Other Remakes of Classics:
The Nutcracker Remake is by no means the first time a classic piece of art has been remade. Given how venerated and ubiquitous the Nutcracker is, the mist comparable work of art to be remade in such a drastic fashion, might be Romeo and Juliet. Now Arthur Laurents did not write West Side Story because he thought Shakespeare was a hack that ruined a great idea for a story. He wanted to honor the story and express the themes as they related to the world around him.
Even satirical remakes of classics should not necessarily be off limits. Mel Brooks respects George Lucas and the Star Wars Trilogy, but he still made Spaceballs. Telling a story to a different audience or in a different time period or with a little more levity does not mean the piece has been shamed or in the case of Spaceballs, no longer conveys the courage of refusing to be told the odds and to fight for what’s right.
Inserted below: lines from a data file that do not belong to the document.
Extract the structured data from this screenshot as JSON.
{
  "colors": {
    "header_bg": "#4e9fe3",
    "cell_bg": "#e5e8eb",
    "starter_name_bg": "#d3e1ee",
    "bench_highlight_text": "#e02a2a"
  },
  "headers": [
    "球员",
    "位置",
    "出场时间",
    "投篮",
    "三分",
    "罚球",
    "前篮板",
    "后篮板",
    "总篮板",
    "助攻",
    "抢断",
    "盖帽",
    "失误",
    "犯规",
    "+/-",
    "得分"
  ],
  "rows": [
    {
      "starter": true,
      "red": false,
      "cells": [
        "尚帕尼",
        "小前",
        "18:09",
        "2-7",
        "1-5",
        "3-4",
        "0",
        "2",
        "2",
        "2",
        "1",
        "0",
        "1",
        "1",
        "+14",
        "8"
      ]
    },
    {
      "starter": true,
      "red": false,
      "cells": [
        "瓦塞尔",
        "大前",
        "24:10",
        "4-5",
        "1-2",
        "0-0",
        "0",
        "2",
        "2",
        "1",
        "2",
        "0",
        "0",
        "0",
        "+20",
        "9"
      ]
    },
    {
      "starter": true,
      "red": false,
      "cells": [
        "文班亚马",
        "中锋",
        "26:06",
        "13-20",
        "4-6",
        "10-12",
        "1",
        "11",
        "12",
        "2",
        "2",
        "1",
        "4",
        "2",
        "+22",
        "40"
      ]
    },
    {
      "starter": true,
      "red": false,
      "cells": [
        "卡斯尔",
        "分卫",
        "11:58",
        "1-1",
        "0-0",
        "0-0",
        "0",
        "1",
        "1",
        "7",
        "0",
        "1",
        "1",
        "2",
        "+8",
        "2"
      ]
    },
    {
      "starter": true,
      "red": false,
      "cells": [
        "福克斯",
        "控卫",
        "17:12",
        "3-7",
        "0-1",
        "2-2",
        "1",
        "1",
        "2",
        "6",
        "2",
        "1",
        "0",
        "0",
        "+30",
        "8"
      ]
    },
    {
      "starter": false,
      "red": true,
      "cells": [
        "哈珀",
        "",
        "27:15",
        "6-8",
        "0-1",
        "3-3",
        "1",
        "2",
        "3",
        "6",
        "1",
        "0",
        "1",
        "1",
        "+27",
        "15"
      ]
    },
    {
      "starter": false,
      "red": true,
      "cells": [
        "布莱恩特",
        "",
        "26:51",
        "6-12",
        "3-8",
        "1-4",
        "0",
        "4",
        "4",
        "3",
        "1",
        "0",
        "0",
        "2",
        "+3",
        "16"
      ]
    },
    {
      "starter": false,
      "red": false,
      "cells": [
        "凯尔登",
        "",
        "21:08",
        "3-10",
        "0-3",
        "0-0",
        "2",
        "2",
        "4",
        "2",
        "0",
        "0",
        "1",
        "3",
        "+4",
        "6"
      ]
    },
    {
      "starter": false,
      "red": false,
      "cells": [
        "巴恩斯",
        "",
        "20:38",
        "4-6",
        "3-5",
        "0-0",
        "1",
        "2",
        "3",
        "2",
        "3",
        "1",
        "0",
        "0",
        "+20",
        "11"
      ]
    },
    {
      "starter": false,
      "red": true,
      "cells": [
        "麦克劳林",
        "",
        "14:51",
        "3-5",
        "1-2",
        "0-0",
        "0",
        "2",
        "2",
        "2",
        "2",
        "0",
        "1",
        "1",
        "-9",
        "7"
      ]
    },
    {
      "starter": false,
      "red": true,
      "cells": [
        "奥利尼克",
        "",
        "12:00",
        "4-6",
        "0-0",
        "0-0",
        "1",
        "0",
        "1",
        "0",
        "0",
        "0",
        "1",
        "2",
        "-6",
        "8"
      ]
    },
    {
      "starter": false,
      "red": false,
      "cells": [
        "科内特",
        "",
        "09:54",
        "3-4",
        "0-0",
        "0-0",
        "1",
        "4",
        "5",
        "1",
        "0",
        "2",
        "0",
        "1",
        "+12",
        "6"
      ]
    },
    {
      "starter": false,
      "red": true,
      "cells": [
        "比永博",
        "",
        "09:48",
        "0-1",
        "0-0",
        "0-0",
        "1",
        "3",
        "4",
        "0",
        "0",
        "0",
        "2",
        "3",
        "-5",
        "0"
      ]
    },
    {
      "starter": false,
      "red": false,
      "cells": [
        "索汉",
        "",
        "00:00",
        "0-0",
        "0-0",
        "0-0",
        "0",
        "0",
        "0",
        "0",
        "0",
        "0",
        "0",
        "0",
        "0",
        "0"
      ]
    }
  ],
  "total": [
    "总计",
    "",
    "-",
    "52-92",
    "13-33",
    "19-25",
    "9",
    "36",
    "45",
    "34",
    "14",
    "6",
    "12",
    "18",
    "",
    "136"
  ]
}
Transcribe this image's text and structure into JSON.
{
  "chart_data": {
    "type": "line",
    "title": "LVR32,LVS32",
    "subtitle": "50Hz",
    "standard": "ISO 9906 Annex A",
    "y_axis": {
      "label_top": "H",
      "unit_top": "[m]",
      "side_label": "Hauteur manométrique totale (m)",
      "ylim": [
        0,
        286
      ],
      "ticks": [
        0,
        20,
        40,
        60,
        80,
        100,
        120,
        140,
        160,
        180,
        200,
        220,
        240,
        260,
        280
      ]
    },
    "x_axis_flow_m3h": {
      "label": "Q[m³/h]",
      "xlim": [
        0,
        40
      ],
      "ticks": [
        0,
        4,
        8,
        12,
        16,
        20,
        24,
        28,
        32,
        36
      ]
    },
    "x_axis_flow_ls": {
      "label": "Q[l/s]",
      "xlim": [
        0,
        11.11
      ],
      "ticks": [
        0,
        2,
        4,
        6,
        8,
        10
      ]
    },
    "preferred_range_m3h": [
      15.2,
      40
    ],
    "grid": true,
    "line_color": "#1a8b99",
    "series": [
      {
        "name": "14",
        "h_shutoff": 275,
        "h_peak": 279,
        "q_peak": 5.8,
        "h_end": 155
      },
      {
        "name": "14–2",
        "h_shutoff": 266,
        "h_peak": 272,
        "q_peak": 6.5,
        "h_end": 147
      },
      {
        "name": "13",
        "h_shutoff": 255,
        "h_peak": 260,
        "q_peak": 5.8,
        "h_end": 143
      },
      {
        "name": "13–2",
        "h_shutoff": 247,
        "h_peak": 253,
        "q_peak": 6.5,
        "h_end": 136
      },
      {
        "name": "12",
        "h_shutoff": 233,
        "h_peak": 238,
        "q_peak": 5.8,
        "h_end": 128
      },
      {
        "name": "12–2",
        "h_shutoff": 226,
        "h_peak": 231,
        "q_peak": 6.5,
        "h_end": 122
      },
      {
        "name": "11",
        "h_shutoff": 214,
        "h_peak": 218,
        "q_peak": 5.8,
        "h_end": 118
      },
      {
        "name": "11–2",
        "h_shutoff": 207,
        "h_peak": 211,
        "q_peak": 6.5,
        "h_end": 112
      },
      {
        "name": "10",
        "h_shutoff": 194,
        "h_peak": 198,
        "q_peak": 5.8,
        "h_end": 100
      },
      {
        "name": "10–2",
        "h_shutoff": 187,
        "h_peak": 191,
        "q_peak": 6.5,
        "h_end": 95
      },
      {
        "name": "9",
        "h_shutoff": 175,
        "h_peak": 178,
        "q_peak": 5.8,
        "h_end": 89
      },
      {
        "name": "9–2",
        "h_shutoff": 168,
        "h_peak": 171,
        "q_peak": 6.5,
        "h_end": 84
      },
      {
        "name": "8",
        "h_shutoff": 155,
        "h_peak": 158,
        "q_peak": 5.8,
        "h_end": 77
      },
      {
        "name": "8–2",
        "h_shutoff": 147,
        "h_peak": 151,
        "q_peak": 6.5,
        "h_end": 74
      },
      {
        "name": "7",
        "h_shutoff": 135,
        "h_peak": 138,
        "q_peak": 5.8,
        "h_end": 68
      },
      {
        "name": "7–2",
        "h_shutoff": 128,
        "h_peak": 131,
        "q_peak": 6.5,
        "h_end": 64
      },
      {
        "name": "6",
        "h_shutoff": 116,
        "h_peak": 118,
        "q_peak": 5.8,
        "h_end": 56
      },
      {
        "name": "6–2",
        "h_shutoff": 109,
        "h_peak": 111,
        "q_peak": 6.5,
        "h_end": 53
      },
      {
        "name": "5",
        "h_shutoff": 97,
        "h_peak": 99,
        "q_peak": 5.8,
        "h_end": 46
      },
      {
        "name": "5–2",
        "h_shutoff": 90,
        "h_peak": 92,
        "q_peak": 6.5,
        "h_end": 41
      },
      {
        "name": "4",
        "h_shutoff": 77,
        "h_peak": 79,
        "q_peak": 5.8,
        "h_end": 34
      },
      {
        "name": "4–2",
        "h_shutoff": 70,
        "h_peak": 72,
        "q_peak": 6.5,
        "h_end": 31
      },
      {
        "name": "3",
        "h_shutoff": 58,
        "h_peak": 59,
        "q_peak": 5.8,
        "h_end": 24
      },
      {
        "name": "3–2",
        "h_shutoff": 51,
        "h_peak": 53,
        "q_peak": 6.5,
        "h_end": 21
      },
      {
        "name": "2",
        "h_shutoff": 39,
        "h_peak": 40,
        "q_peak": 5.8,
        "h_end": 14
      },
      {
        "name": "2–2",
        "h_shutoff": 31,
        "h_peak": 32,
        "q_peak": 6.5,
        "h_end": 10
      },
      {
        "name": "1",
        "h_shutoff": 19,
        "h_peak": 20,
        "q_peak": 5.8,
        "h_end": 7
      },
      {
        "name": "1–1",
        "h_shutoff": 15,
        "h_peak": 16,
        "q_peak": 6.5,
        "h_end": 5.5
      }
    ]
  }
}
Ultimately the Opinion is Yours
While it is my opinion that remakes on classics are not necessary, nor are not bad either. What is important that is that if a remake is going to be made it should be in an attempt to honor, respect, and preserve the memory of the original. But as art forms progress, not every work of art has to progress with it. And Nutcracker Remake surely is not necessary, but the value in art is not a simple necessity. But there are two points of interest, I believe, are unique to the Nutcracker Remake situation.
1. The practice of Classical Ballet is beginning to dwindle. Some fear it will eventually be a lost art without true dance masters. So should we be concerned that most well recognized and performed piece of Classical Ballet is falling subject to pop culture and possibly morphed into another modern dance work?
2. Despite all the concern of the art of Classical Ballet being missing from the Nutcracker Remake, Misty Copeland, one of the most renowned classical ballet dancers of her generation, does have a role in the film. It is an interesting fact to consider, regardless of what effect, if any, her accepting a role in this movie has on your opinion in this matter.